Presidential ElectionsInaugurations and the First One Hundred Days |
What were the most memorable inaugural addresses? |
To inspire Americans, inaugural addresses have been carefully composed and edited by presidents and their trusted advisors. Abraham Lincoln’s first inaugural address made no mention of the Republican Party platform, which clearly condemned slavery. Against a backdrop of succession and strife, Lincoln instead admonished listeners, “In your hands, my dissatisfied fellow-countrymen, and not in mine, is the momentous issue of civil war.” Until the final draft, Lincoln’s address had ended with a question for the South: “Shall it be peace or sword?” However, the famous concluding paragraph ended instead on the less contentious note: “We are not enemies, but friends.” Lincoln’s Second Inaugural Address, in which he pled for peace and reconciliation, is considered among his best speeches. President Lincoln called on Americans to “finish the work we are in, to bind up the nation’s wounds.”
John F. Kennedy’s 1961 inaugural address challenged Americans to live up to the nation’s ideals and outlined his ideas on foreign policy. Kennedy’s conclusion, “Ask not what your country can do for you—ask what you can do for your country,” is among the most famous lines from an inaugural address. The inauguration also featured Robert Frost, who read his poem “The Gift Outright” in front of an audience of thousands. Nearly thirty years later, Bill Clinton paid homage to Kennedy when he asked asked poet Maya Angelou to read her poem “The Rock Cries Out to Us Today” at his 1993 inauguration.

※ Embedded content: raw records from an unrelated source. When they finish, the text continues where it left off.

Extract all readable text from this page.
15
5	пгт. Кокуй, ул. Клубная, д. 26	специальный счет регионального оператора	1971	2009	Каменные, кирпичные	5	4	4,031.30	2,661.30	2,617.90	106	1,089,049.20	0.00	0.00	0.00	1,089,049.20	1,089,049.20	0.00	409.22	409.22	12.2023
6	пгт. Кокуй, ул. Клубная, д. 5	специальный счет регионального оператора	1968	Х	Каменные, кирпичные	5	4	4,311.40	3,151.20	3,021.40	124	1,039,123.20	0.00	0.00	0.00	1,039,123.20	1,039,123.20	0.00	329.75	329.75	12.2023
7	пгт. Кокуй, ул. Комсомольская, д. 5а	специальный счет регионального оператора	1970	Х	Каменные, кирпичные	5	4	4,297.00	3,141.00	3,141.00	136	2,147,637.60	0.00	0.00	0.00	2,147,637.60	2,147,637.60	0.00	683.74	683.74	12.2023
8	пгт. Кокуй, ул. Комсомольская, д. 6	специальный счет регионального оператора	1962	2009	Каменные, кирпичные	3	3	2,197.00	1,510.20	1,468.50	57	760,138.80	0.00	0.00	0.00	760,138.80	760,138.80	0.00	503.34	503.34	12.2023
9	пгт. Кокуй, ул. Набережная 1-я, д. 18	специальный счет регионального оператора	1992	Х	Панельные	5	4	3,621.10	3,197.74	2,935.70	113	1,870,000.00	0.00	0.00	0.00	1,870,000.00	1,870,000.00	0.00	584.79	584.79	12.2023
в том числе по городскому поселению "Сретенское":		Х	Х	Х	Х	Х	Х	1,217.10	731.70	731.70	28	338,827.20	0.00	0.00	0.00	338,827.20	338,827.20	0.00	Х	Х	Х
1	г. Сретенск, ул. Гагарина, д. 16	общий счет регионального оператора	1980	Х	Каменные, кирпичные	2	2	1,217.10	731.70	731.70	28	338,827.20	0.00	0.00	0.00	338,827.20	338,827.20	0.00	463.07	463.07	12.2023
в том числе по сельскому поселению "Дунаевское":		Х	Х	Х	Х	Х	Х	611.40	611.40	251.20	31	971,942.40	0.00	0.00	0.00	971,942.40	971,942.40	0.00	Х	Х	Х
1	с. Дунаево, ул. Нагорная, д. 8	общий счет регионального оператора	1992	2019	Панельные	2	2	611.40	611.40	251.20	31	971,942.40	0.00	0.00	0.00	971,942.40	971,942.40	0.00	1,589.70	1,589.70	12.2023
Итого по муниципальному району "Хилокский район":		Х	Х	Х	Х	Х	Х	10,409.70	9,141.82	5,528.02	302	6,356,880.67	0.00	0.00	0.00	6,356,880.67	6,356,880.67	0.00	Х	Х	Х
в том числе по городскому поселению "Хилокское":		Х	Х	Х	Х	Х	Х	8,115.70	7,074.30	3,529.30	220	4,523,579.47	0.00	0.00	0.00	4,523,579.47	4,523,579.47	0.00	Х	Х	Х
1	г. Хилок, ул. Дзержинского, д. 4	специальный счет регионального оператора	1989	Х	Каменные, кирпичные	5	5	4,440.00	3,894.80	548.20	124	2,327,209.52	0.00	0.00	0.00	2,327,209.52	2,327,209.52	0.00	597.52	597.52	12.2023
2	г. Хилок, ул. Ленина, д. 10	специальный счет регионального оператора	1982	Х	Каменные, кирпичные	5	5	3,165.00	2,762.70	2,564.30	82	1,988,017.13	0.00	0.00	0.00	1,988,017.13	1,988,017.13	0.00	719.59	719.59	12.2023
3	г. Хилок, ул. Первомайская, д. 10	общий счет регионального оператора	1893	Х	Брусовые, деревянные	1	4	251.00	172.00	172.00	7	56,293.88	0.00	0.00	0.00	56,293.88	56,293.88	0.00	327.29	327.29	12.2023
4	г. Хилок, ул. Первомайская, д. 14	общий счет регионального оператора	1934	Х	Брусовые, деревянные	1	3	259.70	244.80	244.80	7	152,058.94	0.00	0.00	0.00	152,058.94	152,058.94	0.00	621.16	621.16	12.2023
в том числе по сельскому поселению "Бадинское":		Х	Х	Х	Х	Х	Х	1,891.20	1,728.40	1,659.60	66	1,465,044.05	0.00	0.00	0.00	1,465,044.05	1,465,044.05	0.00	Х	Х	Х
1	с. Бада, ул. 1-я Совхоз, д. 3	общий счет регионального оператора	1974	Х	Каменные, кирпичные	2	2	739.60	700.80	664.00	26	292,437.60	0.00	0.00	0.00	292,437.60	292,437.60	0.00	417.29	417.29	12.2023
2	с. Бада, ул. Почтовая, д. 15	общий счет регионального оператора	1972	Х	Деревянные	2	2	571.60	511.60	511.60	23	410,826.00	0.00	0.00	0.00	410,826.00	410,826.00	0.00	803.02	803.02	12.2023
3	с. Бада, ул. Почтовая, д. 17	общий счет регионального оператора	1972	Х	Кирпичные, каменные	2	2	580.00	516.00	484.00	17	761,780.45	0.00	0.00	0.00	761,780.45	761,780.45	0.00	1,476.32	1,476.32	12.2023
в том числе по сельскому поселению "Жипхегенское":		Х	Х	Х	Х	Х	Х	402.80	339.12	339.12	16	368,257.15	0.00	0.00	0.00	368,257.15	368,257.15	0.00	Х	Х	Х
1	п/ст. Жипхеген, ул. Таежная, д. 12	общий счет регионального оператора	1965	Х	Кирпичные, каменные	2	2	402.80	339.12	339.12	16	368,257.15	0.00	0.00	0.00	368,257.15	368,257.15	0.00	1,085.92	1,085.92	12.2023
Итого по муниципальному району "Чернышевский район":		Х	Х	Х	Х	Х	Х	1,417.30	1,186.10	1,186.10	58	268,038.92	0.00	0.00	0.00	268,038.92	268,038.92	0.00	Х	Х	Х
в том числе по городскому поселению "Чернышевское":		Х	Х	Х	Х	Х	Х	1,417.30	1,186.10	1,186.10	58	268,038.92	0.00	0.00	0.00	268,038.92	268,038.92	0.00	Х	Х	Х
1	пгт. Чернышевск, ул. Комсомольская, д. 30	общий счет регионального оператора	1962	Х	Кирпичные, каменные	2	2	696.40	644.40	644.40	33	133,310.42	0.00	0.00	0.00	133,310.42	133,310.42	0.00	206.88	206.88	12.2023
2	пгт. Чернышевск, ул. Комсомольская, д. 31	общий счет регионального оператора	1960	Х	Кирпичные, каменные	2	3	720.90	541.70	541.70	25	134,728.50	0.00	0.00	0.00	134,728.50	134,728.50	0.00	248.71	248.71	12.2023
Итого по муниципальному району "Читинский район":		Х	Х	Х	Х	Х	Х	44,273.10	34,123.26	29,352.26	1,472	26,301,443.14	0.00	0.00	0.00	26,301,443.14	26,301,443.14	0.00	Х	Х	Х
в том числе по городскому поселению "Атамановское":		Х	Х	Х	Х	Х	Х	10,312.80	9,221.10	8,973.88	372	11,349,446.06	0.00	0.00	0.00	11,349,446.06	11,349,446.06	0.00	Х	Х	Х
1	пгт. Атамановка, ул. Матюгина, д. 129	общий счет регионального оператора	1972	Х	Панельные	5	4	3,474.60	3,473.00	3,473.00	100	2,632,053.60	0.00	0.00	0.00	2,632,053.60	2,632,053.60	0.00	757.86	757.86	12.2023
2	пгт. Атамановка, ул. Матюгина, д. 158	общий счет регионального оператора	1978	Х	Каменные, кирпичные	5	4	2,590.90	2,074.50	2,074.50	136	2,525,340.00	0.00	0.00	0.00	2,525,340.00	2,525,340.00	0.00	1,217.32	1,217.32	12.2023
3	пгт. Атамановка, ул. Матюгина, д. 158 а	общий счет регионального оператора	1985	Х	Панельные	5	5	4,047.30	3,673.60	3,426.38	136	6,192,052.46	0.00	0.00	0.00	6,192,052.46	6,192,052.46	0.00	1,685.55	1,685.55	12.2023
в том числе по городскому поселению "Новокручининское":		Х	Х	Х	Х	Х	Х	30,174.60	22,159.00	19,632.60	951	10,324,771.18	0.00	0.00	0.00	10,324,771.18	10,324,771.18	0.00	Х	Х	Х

The words of inaugural addresses not only usher in a new leader and set the country on its course, they encourage and calm Americans during uncertain times. In 1933, Franklin D. Roosevelt assured those discouraged by the Great Depression by promising, “This great nation will endure as it has endured, will revive and will prosper.” He added, “The only thing we have to fear is fear itself.”